Una familia santafesina compró una casa china por internet y la armó a mano por la mitad del precio local. ¿Qué opinan los constructores?
Una familia santafesina compró una casa prefabricada en China por 50 mil dólares y la armó a mano con 15 personas. El caso encendió las alarmas en el sector de la construcción, que ahora admite que deberá reconvertirse para no quedar afuera del juego.
La historia de Leticia Leites, una vecina de Santa Fe que necesitaba mudarse en seis meses, disparó el debate. Encontró en internet una vivienda de 72 metros cuadrados por unos 700 dólares el metro cuadrado, la mitad de lo que le pedían por una construcción tradicional. La compró, la trajo en barco y la montó manualmente con ayuda de vecinos y amigos.
¿Qué dicen los constructores?
Franco Gagliardo, titular de Obring e integrante de la Cámara Argentina de la Construcción, analizó el fenómeno en Radio 2 y aseguró que no es el fin de la albañilería, pero sí un llamado de atención. “Hay un fuerte arraigo cultural con la mampostería, y esto va a seguir. Son dos cosas que van a estar en paralelo”, explicó.
Para el empresario, estas viviendas industrializadas son útiles en campamentos mineros, obras alejadas o cuando se necesita resolver rápido una demanda habitacional. Pero descartó que desaparezcan los puestos de trabajo. “Tampoco tenemos que alarmarnos”, afirmó.

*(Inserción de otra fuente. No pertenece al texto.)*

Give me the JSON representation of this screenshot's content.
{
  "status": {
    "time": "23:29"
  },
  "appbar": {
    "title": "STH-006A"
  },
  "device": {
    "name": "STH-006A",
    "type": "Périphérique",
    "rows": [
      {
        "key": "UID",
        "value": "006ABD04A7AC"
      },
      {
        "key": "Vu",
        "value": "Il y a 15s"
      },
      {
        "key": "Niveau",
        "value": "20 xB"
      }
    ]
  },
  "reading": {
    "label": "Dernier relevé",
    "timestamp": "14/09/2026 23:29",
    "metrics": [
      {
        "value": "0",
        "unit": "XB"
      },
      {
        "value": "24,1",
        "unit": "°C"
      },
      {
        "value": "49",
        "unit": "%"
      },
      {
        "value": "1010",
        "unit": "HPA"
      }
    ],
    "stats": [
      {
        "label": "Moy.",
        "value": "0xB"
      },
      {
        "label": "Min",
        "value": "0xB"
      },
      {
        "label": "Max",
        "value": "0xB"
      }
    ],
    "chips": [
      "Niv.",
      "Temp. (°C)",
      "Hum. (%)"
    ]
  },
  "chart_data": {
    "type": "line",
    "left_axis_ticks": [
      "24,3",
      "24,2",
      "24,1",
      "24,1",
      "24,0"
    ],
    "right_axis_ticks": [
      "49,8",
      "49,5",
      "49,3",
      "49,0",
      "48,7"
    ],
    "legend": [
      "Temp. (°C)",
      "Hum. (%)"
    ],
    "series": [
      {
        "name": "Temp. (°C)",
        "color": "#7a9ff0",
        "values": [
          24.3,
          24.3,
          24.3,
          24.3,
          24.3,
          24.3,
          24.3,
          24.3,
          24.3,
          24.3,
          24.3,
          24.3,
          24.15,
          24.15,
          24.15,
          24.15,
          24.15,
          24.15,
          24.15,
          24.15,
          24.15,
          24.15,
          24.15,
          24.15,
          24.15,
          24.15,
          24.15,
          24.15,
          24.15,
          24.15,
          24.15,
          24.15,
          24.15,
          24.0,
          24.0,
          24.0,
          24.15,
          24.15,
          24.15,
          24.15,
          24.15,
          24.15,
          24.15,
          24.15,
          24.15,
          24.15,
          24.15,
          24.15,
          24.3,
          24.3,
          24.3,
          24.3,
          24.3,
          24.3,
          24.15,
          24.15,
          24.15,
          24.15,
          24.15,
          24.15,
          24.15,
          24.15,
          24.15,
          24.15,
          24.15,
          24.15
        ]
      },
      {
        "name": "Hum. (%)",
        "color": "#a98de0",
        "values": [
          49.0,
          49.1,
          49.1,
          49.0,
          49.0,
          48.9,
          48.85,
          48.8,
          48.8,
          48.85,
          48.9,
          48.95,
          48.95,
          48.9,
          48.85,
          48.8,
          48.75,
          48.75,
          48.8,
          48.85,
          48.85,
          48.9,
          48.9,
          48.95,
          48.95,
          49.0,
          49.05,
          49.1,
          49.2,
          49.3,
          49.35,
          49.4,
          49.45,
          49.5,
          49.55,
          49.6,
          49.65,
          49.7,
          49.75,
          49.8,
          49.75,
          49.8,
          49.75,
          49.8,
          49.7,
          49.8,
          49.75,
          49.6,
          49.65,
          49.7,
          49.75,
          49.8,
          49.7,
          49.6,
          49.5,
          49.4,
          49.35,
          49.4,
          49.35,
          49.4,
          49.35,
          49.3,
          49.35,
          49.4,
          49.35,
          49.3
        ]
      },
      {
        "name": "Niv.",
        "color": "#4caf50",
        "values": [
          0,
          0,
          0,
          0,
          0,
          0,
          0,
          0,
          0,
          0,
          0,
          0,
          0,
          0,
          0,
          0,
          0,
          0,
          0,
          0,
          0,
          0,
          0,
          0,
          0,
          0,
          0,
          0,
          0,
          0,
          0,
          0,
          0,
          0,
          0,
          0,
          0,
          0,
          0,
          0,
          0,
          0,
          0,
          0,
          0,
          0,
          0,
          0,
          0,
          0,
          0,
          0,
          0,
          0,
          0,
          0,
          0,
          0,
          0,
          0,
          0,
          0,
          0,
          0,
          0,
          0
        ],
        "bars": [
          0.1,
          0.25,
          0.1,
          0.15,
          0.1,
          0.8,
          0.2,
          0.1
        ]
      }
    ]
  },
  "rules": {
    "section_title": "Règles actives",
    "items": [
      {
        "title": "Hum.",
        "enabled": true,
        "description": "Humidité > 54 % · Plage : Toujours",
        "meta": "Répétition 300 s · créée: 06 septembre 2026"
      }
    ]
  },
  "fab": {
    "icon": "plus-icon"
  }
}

Reconversión y competencia
Gagliardo comparó la llegada de las casas chinas con el impacto de Uber en los taxis o la inteligencia artificial en otros rubros. “Hay que buscar la forma de reconvertirse”, dijo. Y advirtió que la calidad de los productos importados ya está presionando los precios locales: “Las fábricas argentinas de viviendas en seco van a tener que bajar los precios para competir”.
Más allá de las casas completas, los desarrolladores ya vienen importando insumos como puertas, sanitarios y grifería para abaratar costos. “Hay una diferencia importante y muy buena calidad”, agregó Gagliardo.
El caso de Leticia no es aislado. Para el sector, es la punta del iceberg de una transformación que combina nuevas tecnologías, apertura de importaciones y presión sobre los precios. El desafío, según los constructores, es adaptarse sin abandonar las prácticas tradicionales.